ヴァレリウス・ド・サードリール『フランドルの雪』1928年、アントワープ王立美術館
~17世紀のコーナーが終わると、急に人がまばらになります。それまでの大勢の観客は、どこへ行ってしまったのか、不思議なくらいです。私はモンスターも好きですが、そればかりだと嫌で、美しいものも見たいので、素通りしたらもったいないと思うのです。ジャン・デルヴィルの「レテ川の水を飲むダンテ」は美しい夢のようですし、クノップフのパステル画はローデンバックの短編を視覚化しているし、ウィリアム・ドグーヴ・ド・ヌンクが2枚出展されていたのもうれしかったです。
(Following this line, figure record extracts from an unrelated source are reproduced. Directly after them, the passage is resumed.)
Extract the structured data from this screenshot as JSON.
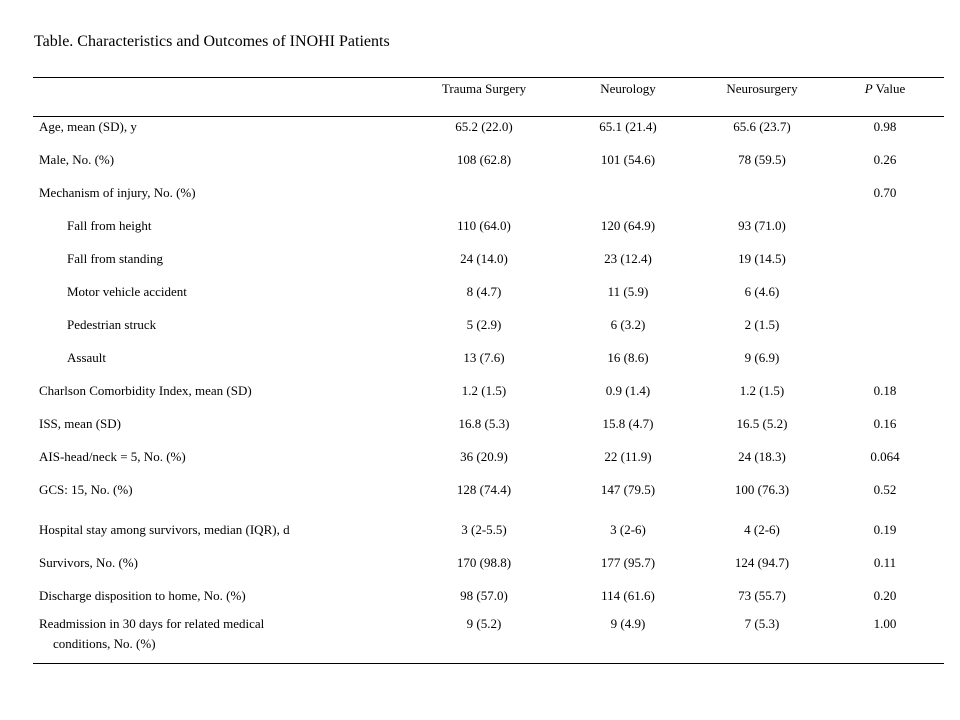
{
  "title": "Table. Characteristics and Outcomes of INOHI Patients",
  "header": {
    "col1": "Trauma Surgery",
    "col2": "Neurology",
    "col3": "Neurosurgery",
    "col4_italic": "P",
    "col4_rest": " Value"
  },
  "rows": [
    {
      "label": "Age, mean (SD), y",
      "c1": "65.2 (22.0)",
      "c2": "65.1 (21.4)",
      "c3": "65.6 (23.7)",
      "p": "0.98"
    },
    {
      "label": "Male, No. (%)",
      "c1": "108 (62.8)",
      "c2": "101 (54.6)",
      "c3": "78 (59.5)",
      "p": "0.26"
    },
    {
      "label": "Mechanism of injury, No. (%)",
      "c1": "",
      "c2": "",
      "c3": "",
      "p": "0.70"
    },
    {
      "label": "Fall from height",
      "c1": "110 (64.0)",
      "c2": "120 (64.9)",
      "c3": "93 (71.0)",
      "p": ""
    },
    {
      "label": "Fall from standing",
      "c1": "24 (14.0)",
      "c2": "23 (12.4)",
      "c3": "19 (14.5)",
      "p": ""
    },
    {
      "label": "Motor vehicle accident",
      "c1": "8 (4.7)",
      "c2": "11 (5.9)",
      "c3": "6 (4.6)",
      "p": ""
    },
    {
      "label": "Pedestrian struck",
      "c1": "5 (2.9)",
      "c2": "6 (3.2)",
      "c3": "2 (1.5)",
      "p": ""
    },
    {
      "label": "Assault",
      "c1": "13 (7.6)",
      "c2": "16 (8.6)",
      "c3": "9 (6.9)",
      "p": ""
    },
    {
      "label": "Charlson Comorbidity Index,  mean (SD)",
      "c1": "1.2 (1.5)",
      "c2": "0.9 (1.4)",
      "c3": "1.2 (1.5)",
      "p": "0.18"
    },
    {
      "label": "ISS, mean (SD)",
      "c1": "16.8 (5.3)",
      "c2": "15.8 (4.7)",
      "c3": "16.5 (5.2)",
      "p": "0.16"
    },
    {
      "label": "AIS-head/neck = 5, No. (%)",
      "c1": "36 (20.9)",
      "c2": "22 (11.9)",
      "c3": "24 (18.3)",
      "p": "0.064"
    },
    {
      "label": "GCS: 15, No. (%)",
      "c1": "128 (74.4)",
      "c2": "147 (79.5)",
      "c3": "100 (76.3)",
      "p": "0.52"
    },
    {
      "label": "Hospital stay among survivors, median (IQR), d",
      "c1": "3 (2-5.5)",
      "c2": "3 (2-6)",
      "c3": "4 (2-6)",
      "p": "0.19"
    },
    {
      "label": "Survivors, No. (%)",
      "c1": "170 (98.8)",
      "c2": "177 (95.7)",
      "c3": "124 (94.7)",
      "p": "0.11"
    },
    {
      "label": "Discharge disposition to home, No. (%)",
      "c1": "98 (57.0)",
      "c2": "114 (61.6)",
      "c3": "73 (55.7)",
      "p": "0.20"
    },
    {
      "label": "Readmission in 30 days for related medical",
      "label_cont": "conditions, No. (%)",
      "c1": "9 (5.2)",
      "c2": "9 (4.9)",
      "c3": "7 (5.3)",
      "p": "1.00"
    }
  ]
}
ヌンクは薄明かりの絵画botとしては素通りできない画家ですが、なかなかまとめて見る機会はないようです。ベルギーのクレラー・ミュラー美術館へ行ってみたいものです。

ヴァレリウス・ド・サードリールは、今回初めて知りました。静謐な冬景色を好んで描く画家です。
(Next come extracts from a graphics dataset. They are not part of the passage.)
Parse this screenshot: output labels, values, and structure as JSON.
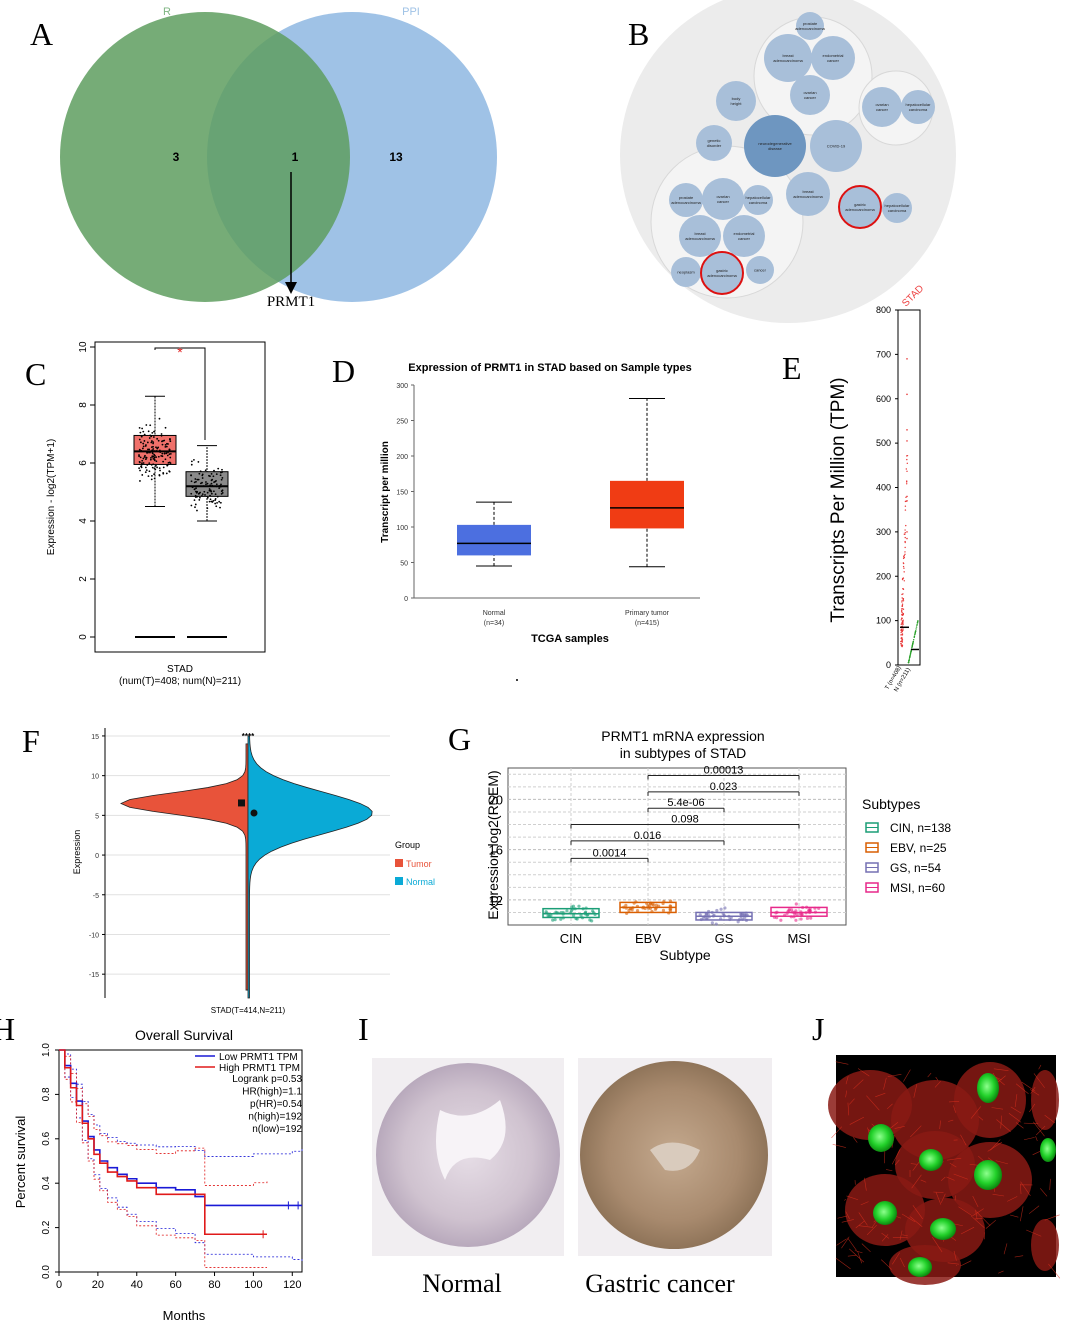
{
  "panel_labels": [
    "A",
    "B",
    "C",
    "D",
    "E",
    "F",
    "G",
    "H",
    "I",
    "J"
  ],
  "panelA": {
    "set_left": "R",
    "set_right": "PPI",
    "left_only": "3",
    "overlap": "1",
    "right_only": "13",
    "gene": "PRMT1",
    "colors": {
      "left": "#5e9d5f",
      "right": "#9fc2e6"
    }
  },
  "panelB": {
    "circles": [
      "prostate adenocarcinoma",
      "breast adenocarcinoma",
      "endometrial cancer",
      "ovarian cancer",
      "ovarian cancer",
      "hepatocellular carcinoma",
      "body height",
      "genetic disorder",
      "neurodegenerative disease",
      "COVID-19",
      "breast adenocarcinoma",
      "gastric adenocarcinoma",
      "hepatocellular carcinoma",
      "prostate adenocarcinoma",
      "ovarian cancer",
      "hepatocellular carcinoma",
      "breast adenocarcinoma",
      "endometrial cancer",
      "neoplasm",
      "gastric adenocarcinoma",
      "cancer"
    ]
  },
  "panelI": {
    "normal_label": "Normal",
    "tumor_label": "Gastric cancer"
  },
  "chart_data": [
    {
      "id": "C",
      "type": "box",
      "categories": [
        "Tumor",
        "Normal"
      ],
      "boxes": [
        {
          "name": "Tumor",
          "q1": 5.95,
          "median": 6.4,
          "q3": 6.95,
          "whisker_low": 4.5,
          "whisker_high": 8.3,
          "color": "#f0716b"
        },
        {
          "name": "Normal",
          "q1": 4.85,
          "median": 5.2,
          "q3": 5.7,
          "whisker_low": 4.0,
          "whisker_high": 6.6,
          "color": "#8a8a8a"
        }
      ],
      "ylim": [
        0,
        10
      ],
      "yticks": [
        "0",
        "2",
        "4",
        "6",
        "8",
        "10"
      ],
      "ylabel": "Expression - log2(TPM+1)",
      "xlabel": "STAD",
      "xlabel2": "(num(T)=408; num(N)=211)",
      "significance": "*"
    },
    {
      "id": "D",
      "type": "box",
      "title": "Expression of PRMT1 in STAD based on Sample types",
      "categories": [
        "Normal",
        "Primary tumor"
      ],
      "category_n": [
        "(n=34)",
        "(n=415)"
      ],
      "boxes": [
        {
          "name": "Normal",
          "q1": 60,
          "median": 77,
          "q3": 103,
          "whisker_low": 45,
          "whisker_high": 135,
          "color": "#4c6fe0"
        },
        {
          "name": "Primary tumor",
          "q1": 98,
          "median": 127,
          "q3": 165,
          "whisker_low": 44,
          "whisker_high": 281,
          "color": "#f03c14"
        }
      ],
      "ylim": [
        0,
        300
      ],
      "yticks": [
        "0",
        "50",
        "100",
        "150",
        "200",
        "250",
        "300"
      ],
      "ylabel": "Transcript per million",
      "xlabel": "TCGA samples"
    },
    {
      "id": "E",
      "type": "scatter",
      "title": "STAD",
      "ylabel": "Transcripts Per Million (TPM)",
      "ylim": [
        0,
        800
      ],
      "yticks": [
        "0",
        "100",
        "200",
        "300",
        "400",
        "500",
        "600",
        "700",
        "800"
      ],
      "categories": [
        "T (n=408)",
        "N (n=211)"
      ],
      "medians": [
        85,
        35
      ]
    },
    {
      "id": "F",
      "type": "violin",
      "significance": "****",
      "ylabel": "Expression",
      "xlabel": "STAD(T=414,N=211)",
      "ylim": [
        -18,
        16
      ],
      "yticks": [
        "15",
        "10",
        "5",
        "0",
        "-5",
        "-10",
        "-15"
      ],
      "legend_title": "Group",
      "legend": [
        {
          "name": "Tumor",
          "color": "#e8533a"
        },
        {
          "name": "Normal",
          "color": "#0aaad6"
        }
      ],
      "means": {
        "Tumor": 6.5,
        "Normal": 5.3
      }
    },
    {
      "id": "G",
      "type": "box",
      "title": "PRMT1 mRNA expression",
      "title2": "in subtypes of STAD",
      "categories": [
        "CIN",
        "EBV",
        "GS",
        "MSI"
      ],
      "boxes": [
        {
          "name": "CIN",
          "q1": 10.6,
          "median": 10.9,
          "q3": 11.3,
          "color": "#1b9e77"
        },
        {
          "name": "EBV",
          "q1": 11.0,
          "median": 11.4,
          "q3": 11.8,
          "color": "#d95f02"
        },
        {
          "name": "GS",
          "q1": 10.4,
          "median": 10.7,
          "q3": 11.0,
          "color": "#7570b3"
        },
        {
          "name": "MSI",
          "q1": 10.7,
          "median": 11.0,
          "q3": 11.4,
          "color": "#e7298a"
        }
      ],
      "ylim": [
        10,
        22.5
      ],
      "yticks": [
        "12",
        "16",
        "20"
      ],
      "ylabel": "Expression log2(RSEM)",
      "xlabel": "Subtype",
      "comparisons": [
        {
          "a": 0,
          "b": 1,
          "p": "0.0014",
          "y": 15.3
        },
        {
          "a": 0,
          "b": 2,
          "p": "0.016",
          "y": 16.7
        },
        {
          "a": 0,
          "b": 3,
          "p": "0.098",
          "y": 18.0
        },
        {
          "a": 1,
          "b": 2,
          "p": "5.4e-06",
          "y": 19.3
        },
        {
          "a": 1,
          "b": 3,
          "p": "0.023",
          "y": 20.6
        },
        {
          "a": 1,
          "b": 3,
          "p": "0.00013",
          "y": 21.9
        }
      ],
      "legend_title": "Subtypes",
      "legend": [
        "CIN, n=138",
        "EBV, n=25",
        "GS, n=54",
        "MSI, n=60"
      ]
    },
    {
      "id": "H",
      "type": "line",
      "title": "Overall Survival",
      "xlabel": "Months",
      "ylabel": "Percent survival",
      "xlim": [
        0,
        125
      ],
      "ylim": [
        0,
        1
      ],
      "xticks": [
        "0",
        "20",
        "40",
        "60",
        "80",
        "100",
        "120"
      ],
      "yticks": [
        "0.0",
        "0.2",
        "0.4",
        "0.6",
        "0.8",
        "1.0"
      ],
      "series": [
        {
          "name": "Low PRMT1 TPM",
          "color": "#1a1ad6",
          "x": [
            0,
            3,
            6,
            9,
            12,
            15,
            18,
            21,
            25,
            30,
            35,
            40,
            50,
            60,
            70,
            75,
            100,
            120,
            125
          ],
          "y": [
            1.0,
            0.93,
            0.85,
            0.77,
            0.68,
            0.61,
            0.55,
            0.5,
            0.47,
            0.44,
            0.42,
            0.4,
            0.38,
            0.37,
            0.34,
            0.3,
            0.3,
            0.3,
            0.3
          ]
        },
        {
          "name": "High PRMT1 TPM",
          "color": "#e01a1a",
          "x": [
            0,
            3,
            6,
            9,
            12,
            15,
            18,
            21,
            25,
            30,
            35,
            40,
            50,
            60,
            70,
            75,
            100,
            107
          ],
          "y": [
            1.0,
            0.92,
            0.83,
            0.75,
            0.67,
            0.6,
            0.53,
            0.49,
            0.45,
            0.43,
            0.41,
            0.38,
            0.35,
            0.35,
            0.35,
            0.17,
            0.17,
            0.17
          ]
        }
      ],
      "stats": [
        "Logrank p=0.53",
        "HR(high)=1.1",
        "p(HR)=0.54",
        "n(high)=192",
        "n(low)=192"
      ]
    }
  ]
}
夫に「象徴主義って何なん?」と訊かれて答えられず、情けないことになりました。Wikipediaで調べてみると、何やら難しいことが書いてあります。「理想世界を喚起し、魂の状態の表現を特別扱いする印象や感覚を探求」??こんなこと、即答できるように準備しておかないといけないんでしょうか…

シュルレアリスム



マグリットやデルヴォーは、シュルレアリスムと美が両立していて、物語性も感じます。今回、出展されていた姫路美術館所蔵の「海は近い」(デルヴォー)も特に好きな作品です。デルヴォーの絵から、人はどんな物語を思い浮かべるのか、どうしても知りたくて、本を買いました。
  • ミシェル・ビュトール『ポール・デルヴォーの絵の中の物語』
    内容は少し難解ですし、図版が白黒なのが残念ですが、オンラインで画像を参照して、雰囲気だけでも楽しめればよいかと思います。
  • アントワーヌ・テラス『ポール・デルヴォー』
  •  長野まゆみ『夜間飛行』
    軽めの小説です。デルヴォーの他、ジョゼフ・コーネルの箱の写真なども掲載されていますが、絵と内容があまり合っていない気がします。